10/10
A great poetry of displacement
19 February 2010
One should be reassured: The St-Tropez police, headed by adjutant Adolphe Gerber and Ludovic Cruchot, is deepest province, despite the fact that the international high-society gathers there, since the contact between the policemen and the tourists is zero, except f.ex. during the nudity seasons and when the celebrate their triumph at the end of the 6 "Gendarme" movies. Otherwise, Ludovic Cruchot is totally absorbed by the problems of with beautiful daughter, his jealous wife or the regular circulation violations at the rural road crossings.

And now, the St-Tropez police gets elected to represent the France police in New York. (The audience asks: If the St-Tropez police is already a bunch of comedians, how must the Paris police look like.) But this movie does not get stuck in the usual slapstick and that form of comedy for which I only now one adequate term - in German: Klamotte, and it is perhaps just to say that Louis De Funes was in Europe that comedian who played this oldest and historically lowest level of comedy on the highest possible level. For that he will for unforgotten for all times.

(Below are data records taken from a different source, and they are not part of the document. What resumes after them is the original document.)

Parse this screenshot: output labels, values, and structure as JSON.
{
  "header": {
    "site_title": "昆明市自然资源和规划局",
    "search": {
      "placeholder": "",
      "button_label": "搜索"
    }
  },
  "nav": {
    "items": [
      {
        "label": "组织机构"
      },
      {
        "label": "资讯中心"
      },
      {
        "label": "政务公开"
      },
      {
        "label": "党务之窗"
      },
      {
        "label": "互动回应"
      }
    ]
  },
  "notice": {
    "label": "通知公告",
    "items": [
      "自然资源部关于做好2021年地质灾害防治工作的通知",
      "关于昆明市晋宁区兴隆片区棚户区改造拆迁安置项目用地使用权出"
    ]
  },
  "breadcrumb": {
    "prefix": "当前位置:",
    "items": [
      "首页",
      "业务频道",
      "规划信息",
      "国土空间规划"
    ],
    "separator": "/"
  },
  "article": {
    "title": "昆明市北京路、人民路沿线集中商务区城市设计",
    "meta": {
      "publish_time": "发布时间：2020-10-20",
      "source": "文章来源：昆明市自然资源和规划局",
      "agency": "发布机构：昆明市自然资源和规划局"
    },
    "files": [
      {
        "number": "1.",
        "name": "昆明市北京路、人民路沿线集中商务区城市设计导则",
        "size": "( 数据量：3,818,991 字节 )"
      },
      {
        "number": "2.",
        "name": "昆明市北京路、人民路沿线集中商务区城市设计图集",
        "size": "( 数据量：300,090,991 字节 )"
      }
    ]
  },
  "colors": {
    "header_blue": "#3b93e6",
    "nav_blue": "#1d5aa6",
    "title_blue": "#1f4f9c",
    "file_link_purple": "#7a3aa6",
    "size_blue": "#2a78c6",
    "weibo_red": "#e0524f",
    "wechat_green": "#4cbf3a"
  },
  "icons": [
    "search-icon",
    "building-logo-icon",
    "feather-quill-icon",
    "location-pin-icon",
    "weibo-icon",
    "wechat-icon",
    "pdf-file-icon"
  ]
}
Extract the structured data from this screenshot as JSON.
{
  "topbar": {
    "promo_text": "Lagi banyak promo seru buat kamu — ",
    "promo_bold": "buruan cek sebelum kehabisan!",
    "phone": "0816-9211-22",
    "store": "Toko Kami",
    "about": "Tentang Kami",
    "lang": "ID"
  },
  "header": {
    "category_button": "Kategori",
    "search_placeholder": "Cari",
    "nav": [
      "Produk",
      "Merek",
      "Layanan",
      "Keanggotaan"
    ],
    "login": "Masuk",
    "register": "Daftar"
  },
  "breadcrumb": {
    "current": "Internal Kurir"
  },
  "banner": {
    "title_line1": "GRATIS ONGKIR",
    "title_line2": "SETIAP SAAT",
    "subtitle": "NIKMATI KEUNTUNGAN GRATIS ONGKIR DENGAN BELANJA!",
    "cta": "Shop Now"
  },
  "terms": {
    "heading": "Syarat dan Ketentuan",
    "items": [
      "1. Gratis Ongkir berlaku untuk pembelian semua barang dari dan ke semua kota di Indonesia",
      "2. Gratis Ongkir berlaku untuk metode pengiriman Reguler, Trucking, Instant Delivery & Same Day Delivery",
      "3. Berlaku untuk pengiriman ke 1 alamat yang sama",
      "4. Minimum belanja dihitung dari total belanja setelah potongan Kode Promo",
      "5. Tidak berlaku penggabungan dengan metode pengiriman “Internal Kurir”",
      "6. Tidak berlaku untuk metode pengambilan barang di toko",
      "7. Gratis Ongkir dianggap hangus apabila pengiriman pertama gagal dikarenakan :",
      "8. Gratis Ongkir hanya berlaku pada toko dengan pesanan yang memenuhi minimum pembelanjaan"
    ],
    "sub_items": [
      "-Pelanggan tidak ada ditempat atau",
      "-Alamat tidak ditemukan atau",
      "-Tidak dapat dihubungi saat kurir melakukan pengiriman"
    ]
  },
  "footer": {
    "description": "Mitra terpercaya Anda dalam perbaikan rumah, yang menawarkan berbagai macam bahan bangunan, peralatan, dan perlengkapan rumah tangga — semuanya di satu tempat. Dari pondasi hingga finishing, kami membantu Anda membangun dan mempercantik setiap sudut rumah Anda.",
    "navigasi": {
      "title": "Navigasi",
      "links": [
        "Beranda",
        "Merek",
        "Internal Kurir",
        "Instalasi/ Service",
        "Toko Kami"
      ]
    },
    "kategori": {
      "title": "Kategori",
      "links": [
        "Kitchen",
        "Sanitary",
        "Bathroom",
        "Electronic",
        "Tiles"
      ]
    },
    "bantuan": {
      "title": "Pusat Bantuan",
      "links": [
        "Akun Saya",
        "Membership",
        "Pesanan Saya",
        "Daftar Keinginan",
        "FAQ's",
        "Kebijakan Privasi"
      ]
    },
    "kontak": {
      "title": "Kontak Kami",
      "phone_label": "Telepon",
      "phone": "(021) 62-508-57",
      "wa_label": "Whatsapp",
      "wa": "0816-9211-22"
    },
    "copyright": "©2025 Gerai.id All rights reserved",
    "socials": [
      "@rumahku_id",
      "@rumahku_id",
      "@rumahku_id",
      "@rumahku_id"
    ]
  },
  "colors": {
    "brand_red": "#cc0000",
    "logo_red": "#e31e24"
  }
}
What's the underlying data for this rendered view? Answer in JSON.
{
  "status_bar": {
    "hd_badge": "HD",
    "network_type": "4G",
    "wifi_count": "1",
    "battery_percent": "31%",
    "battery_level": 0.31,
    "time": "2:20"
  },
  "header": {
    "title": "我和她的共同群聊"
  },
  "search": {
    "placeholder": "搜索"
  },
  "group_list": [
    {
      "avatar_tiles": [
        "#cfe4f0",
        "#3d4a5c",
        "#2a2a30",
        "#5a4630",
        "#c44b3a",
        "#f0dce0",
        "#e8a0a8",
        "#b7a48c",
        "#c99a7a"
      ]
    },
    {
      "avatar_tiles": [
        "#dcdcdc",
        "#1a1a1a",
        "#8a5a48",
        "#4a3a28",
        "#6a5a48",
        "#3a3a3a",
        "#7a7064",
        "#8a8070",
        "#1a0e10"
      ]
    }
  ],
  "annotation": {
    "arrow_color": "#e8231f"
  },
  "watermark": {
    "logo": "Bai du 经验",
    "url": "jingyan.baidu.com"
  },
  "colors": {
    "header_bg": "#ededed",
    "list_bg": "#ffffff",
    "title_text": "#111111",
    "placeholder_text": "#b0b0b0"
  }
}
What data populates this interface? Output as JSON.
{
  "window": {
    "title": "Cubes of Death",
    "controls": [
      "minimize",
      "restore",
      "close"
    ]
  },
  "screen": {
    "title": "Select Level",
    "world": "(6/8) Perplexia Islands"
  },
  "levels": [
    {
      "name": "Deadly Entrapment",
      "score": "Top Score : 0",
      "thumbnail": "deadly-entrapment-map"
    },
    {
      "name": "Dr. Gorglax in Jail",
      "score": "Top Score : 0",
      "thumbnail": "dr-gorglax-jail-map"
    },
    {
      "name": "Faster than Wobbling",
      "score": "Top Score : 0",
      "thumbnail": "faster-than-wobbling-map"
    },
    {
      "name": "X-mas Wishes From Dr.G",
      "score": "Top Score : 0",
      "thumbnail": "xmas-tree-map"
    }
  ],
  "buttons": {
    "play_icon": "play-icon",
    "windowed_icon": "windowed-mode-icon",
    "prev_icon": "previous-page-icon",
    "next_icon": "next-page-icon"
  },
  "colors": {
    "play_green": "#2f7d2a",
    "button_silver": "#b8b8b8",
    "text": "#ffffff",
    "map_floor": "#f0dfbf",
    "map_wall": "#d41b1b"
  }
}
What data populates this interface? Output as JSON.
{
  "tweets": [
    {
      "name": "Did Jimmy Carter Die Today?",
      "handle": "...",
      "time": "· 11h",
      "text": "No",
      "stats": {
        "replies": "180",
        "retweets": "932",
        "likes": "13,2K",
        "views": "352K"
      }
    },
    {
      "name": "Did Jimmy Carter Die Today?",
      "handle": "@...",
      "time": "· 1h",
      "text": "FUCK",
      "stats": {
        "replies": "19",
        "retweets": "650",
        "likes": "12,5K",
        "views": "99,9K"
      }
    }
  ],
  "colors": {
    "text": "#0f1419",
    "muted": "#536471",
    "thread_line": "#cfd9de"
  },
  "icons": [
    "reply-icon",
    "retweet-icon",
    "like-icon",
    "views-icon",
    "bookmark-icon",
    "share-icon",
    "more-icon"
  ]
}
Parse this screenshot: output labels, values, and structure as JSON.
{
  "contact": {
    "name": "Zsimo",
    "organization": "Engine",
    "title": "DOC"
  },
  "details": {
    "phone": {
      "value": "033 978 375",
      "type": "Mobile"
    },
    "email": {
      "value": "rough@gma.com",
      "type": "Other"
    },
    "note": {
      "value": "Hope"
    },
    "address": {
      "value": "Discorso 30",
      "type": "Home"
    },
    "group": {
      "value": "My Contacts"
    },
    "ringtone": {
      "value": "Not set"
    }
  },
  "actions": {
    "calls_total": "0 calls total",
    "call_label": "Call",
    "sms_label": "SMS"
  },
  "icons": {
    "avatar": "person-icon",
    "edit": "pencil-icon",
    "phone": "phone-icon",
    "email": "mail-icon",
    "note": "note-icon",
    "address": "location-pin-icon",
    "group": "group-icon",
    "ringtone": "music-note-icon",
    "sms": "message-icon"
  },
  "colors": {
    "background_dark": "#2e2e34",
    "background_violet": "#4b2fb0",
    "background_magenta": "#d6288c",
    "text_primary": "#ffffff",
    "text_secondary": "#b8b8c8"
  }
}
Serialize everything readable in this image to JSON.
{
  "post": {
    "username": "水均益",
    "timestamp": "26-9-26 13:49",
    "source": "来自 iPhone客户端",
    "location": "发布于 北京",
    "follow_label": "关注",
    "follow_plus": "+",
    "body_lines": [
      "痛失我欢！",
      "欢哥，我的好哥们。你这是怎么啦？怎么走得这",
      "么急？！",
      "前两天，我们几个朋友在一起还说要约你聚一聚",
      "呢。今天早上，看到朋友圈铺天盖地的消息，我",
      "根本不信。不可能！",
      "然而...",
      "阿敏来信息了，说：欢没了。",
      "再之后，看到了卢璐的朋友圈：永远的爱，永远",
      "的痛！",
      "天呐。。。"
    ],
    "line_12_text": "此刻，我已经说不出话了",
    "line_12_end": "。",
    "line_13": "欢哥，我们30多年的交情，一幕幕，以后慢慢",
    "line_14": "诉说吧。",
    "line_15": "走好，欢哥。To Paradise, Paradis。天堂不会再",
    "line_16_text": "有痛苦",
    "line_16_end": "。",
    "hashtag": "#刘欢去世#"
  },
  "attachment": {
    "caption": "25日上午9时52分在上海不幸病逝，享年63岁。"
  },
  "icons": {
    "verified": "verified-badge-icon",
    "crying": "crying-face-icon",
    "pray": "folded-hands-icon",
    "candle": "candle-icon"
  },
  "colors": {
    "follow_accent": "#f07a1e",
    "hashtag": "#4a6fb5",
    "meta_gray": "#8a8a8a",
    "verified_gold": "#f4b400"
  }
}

"Le Gendarme A New York" does not exhaust itself in the fragile border land between comedy and comicality, since it is a great poetry of displacement. As if in the big city of New York there would be no place for the hungry policemen to satisfy their hunger, they send commander Cruchot to a butcher shop in order to get a "beef-steak" (as it can be ordered even in the smallest French countryside bistros). Arrived at a shop around the corner, Cruchot learns that the partition of the meat in America and in Europe has nothing to do with one another (and therefore it makes no sense to ask for a special French cut of meat). He finds finally something like an "Entrecote" in a dubious shop, is happy to bring it back to the hotel, but stands at a crossing of those big American streets which frighten every European and - which is more tricky - are named in a different manner than European streets are, namely along the streets and not directly at the corner. So, if there is the crossing of A/B street, the European never knows in which direction A or B leads.

Then, in the hotel, they cook Cruchots "scavenged" meat. As rank-highest officer, Adjutant Gerber cooks it in the "Dubarry" way his wife uses to cook it. We witness that for the six men, the cooking process, although accomplished on a gas-cooker, is nothing less than a ceremony, and that for the cooking time, the hotel room ABC at X avenue in far remote New York has become a French Exclave. In order not to spoil the movie, let me just mention that Cruchot gets even arrested by the New York police - solely on the reason that he reacts as he is used to do in St-Tropez.